Efeitos maléficos do “eduquês”

Livro O autor

Nuno Crato tem vindo a assumir uma visibilidade que coroa um percurso académico digno de referência. É professor no Instituto Superior de Economia e Gestão, em Lisboa, e Presidente da Sociedade Portuguesa de Matemática, sendo, também, colunista do semanário Expresso e colaborador em programas de televisão (4xCiência, 2010). Na base de toda esta sua intervenção, está a sua formação académica, que culmina com doutoramento em Matemática Aplicada, realizado nos Estados Unidos, onde trabalhou, durante alguns anos, como professor e investigador.

O ‘eduquês’ em discurso directo: uma crítica da pedagogia romântica e construtivista sucede a outras publicações em que é autor ou co-autor: Trânsitos de Vénus e Zodíaco: Constelações e Mitos, que têm em comum com este opúsculo o facto de se proporem desmontar preconceitos pouco científicos e repor, no seu lugar, a verdade.

A obra e o seu contexto

A obra que, agora, apresentamos, poderá ser situada na senda do que de mais interessante se vem fazendo no âmbito da literatura de polémica, em Portugal. O tom em que é escrita faz lembrar a recente disputa livresca entre Boaventura Sousa Santos (BSS) e António Manuel Baptista (AMB). Não apenas na forma (por ser em dinâmica de polémica), mas também no seu conteúdo. É que, em última instância, o que ali e aqui se discute é, no fundo, se ainda haverá lugar para a verdade.
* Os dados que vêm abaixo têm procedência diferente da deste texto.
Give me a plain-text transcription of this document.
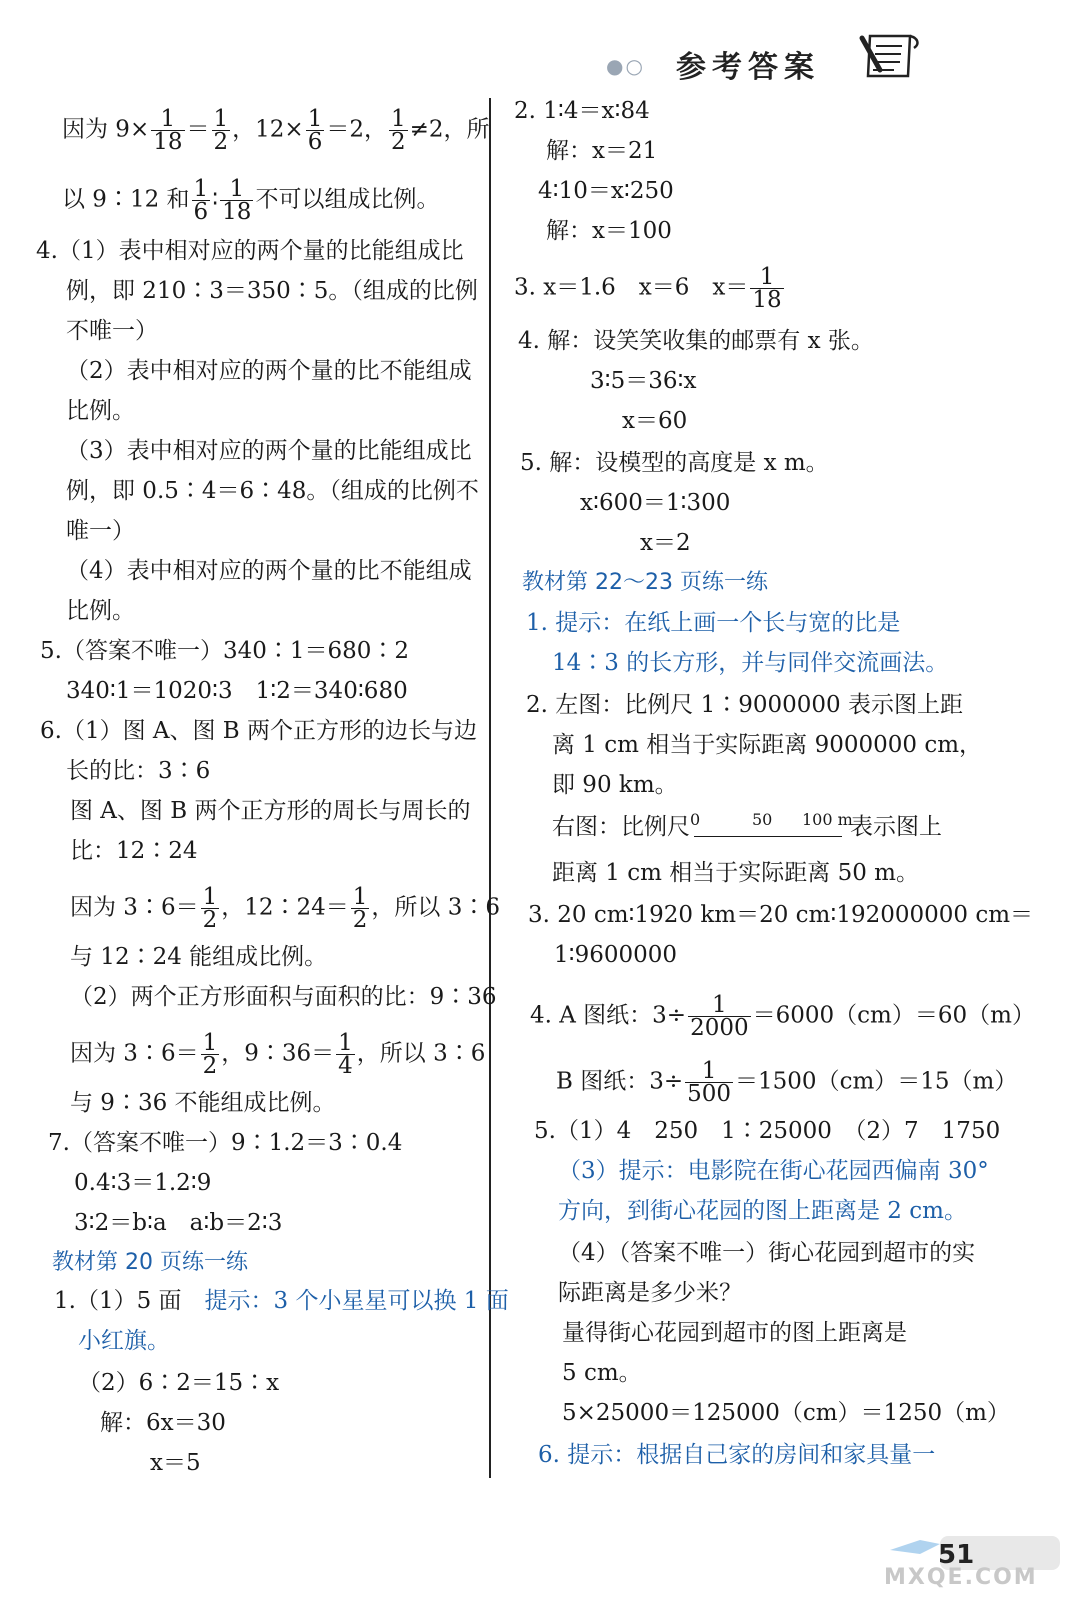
●○ 参考答案
因为 $9\times \frac{1}{18} = \frac{1}{2}$ ，$12\times \frac{1}{6} =2$， $\frac{1}{2} \ne 2$，所
以 9∶12 和 $\frac{1}{6}$ ∶ $\frac{1}{18}$ 不可以组成比例。
4.（1）表中相对应的两个量的比能组成比
例，即 210∶3＝350∶5。（组成的比例
不唯一）
（2）表中相对应的两个量的比不能组成
比例。
（3）表中相对应的两个量的比能组成比
例，即 0.5∶4＝6∶48。（组成的比例不
唯一）
（4）表中相对应的两个量的比不能组成
比例。
5.（答案不唯一）340∶1＝680∶2
340∶1＝1020∶3　1∶2＝340∶680
6.（1）图 A、图 B 两个正方形的边长与边
长的比：3∶6
图 A、图 B 两个正方形的周长与周长的
比：12∶24
因为 3∶6＝ $\frac{1}{2}$ ，12∶24＝ $\frac{1}{2}$ ，所以 3∶6
与 12∶24 能组成比例。
（2）两个正方形面积与面积的比：9∶36
因为 3∶6＝ $\frac{1}{2}$ ，9∶36＝ $\frac{1}{4}$ ，所以 3∶6
与 9∶36 不能组成比例。
7.（答案不唯一）9∶1.2＝3∶0.4
0.4∶3＝1.2∶9
3∶2＝b∶a　a∶b＝2∶3
教材第 20 页练一练
1.（1）5 面　提示：3 个小星星可以换 1 面
小红旗。
（2）6∶2＝15∶x
解：6x＝30
x＝5
2. 1∶4＝x∶84
解：x＝21
4∶10＝x∶250
解：x＝100
3. x＝1.6　x＝6　$x= \frac{1}{18}$
4. 解：设笑笑收集的邮票有 x 张。
3∶5＝36∶x
x＝60
5. 解：设模型的高度是 x m。
x∶600＝1∶300
x＝2
教材第 22～23 页练一练
1. 提示：在纸上画一个长与宽的比是
14∶3 的长方形，并与同伴交流画法。
2. 左图：比例尺 1∶9000000 表示图上距
离 1 cm 相当于实际距离 9000000 cm，
即 90 km。
右图：比例尺 0	50 100 m
表示图上
距离 1 cm 相当于实际距离 50 m。
3. 20 cm∶1920 km＝20 cm∶192000000 cm＝
1∶9600000
4. A 图纸：$3\div \frac{1}{2000} =6000(cm)=60(m)$
B 图纸：$3\div \frac{1}{500} =1500(cm)=15(m)$
5.（1）4　250　1∶25000　（2）7　1750
（3）提示：电影院在街心花园西偏南 30°
方向，到街心花园的图上距离是 2 cm。
（4）（答案不唯一）街心花园到超市的实
际距离是多少米？
量得街心花园到超市的图上距离是
5 cm。
5×25000＝125000（cm）＝1250（m）
6. 提示：根据自己家的房间和家具量一
51
MXQE.COM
Entre BSS e AMB, a discussão é sobre a verdade na ciência; aqui, em Nuno Crato, é sobre a verdade, o erro e a opinião, na educação. Uma questão basilar, quando se discute se estaremos situados no paradigma moderno ou se no pós-moderno (conteúdo, aliás, sempre presente, na referida disputa).

Nuno Crato denuncia, de uma forma que prende o leitor ao fio do pensamento tornado escrita, os efeitos nefastos do ‘eduquês’, «linguagem (quase) esotérica» do mundo de algumas ciências da educação (e já identificada por Marçal Grilo, aquando da sua passagem pelo Ministério da Educação), que propõe a redução da educação escolar ao âmbito da opinião, da mera discussão, sem pretender ou assegurar a transmissão do conhecimento objectivo. A identificação desta linguagem autónoma, do mundo das ciências da educação, conduz o nosso autor à formulação de um diagnóstico profundo que o leva até à causa última – a influência de uma visão excessivamente optimista das capacidades do aluno, na senda de Rousseau, para quem «somos naturalmente bons, a sociedade é que nos corrompe». Tal optimismo estrutura-se numa interpretação do construtivismo, emanado de Piaget (e das indevidas interpretações que dele se fizeram), enterrando toda e qualquer concepção educativa que concedesse lugar privilegiado à memória, ao esforço, ao desenvolvimento de rotinas. O novo modelo, formulado no quadro do dito ‘eduquês’, coloca no centro a motivação, o prazer, o contexto e já não a aprendizagem, o conhecimento. Ora, como nos leva a concluir o autor, tal inversão das finalidades educativas conduz a propostas que, por si só, deveriam ter conduzido à constatação de que essa linha de concepção da educação não deveria ter sido adoptada oficialmente por quem dirige os rumos do ensino e da educação, em Portugal. Entre as propostas denunciadas por Nuno Crato está uma que não nos esquivamos a citar: «A disciplina de Matemática deve ser urgentemente eliminada dos currículos do ensino básico. (…) Em vez da disciplina de Matemática seja criada a disciplina ou área disciplinar de educação matemática (…) o essencial da disciplina não será a Matemática mas o seu uso.»

Por si só, tal citação é tão significativa que deixamos ao leitor a sede de descobrir como se chegou até aqui, no mundo do ‘eduquês’.

O ‘eduquês’ em discurso directo: uma crítica da pedagogia romântica e construtivista.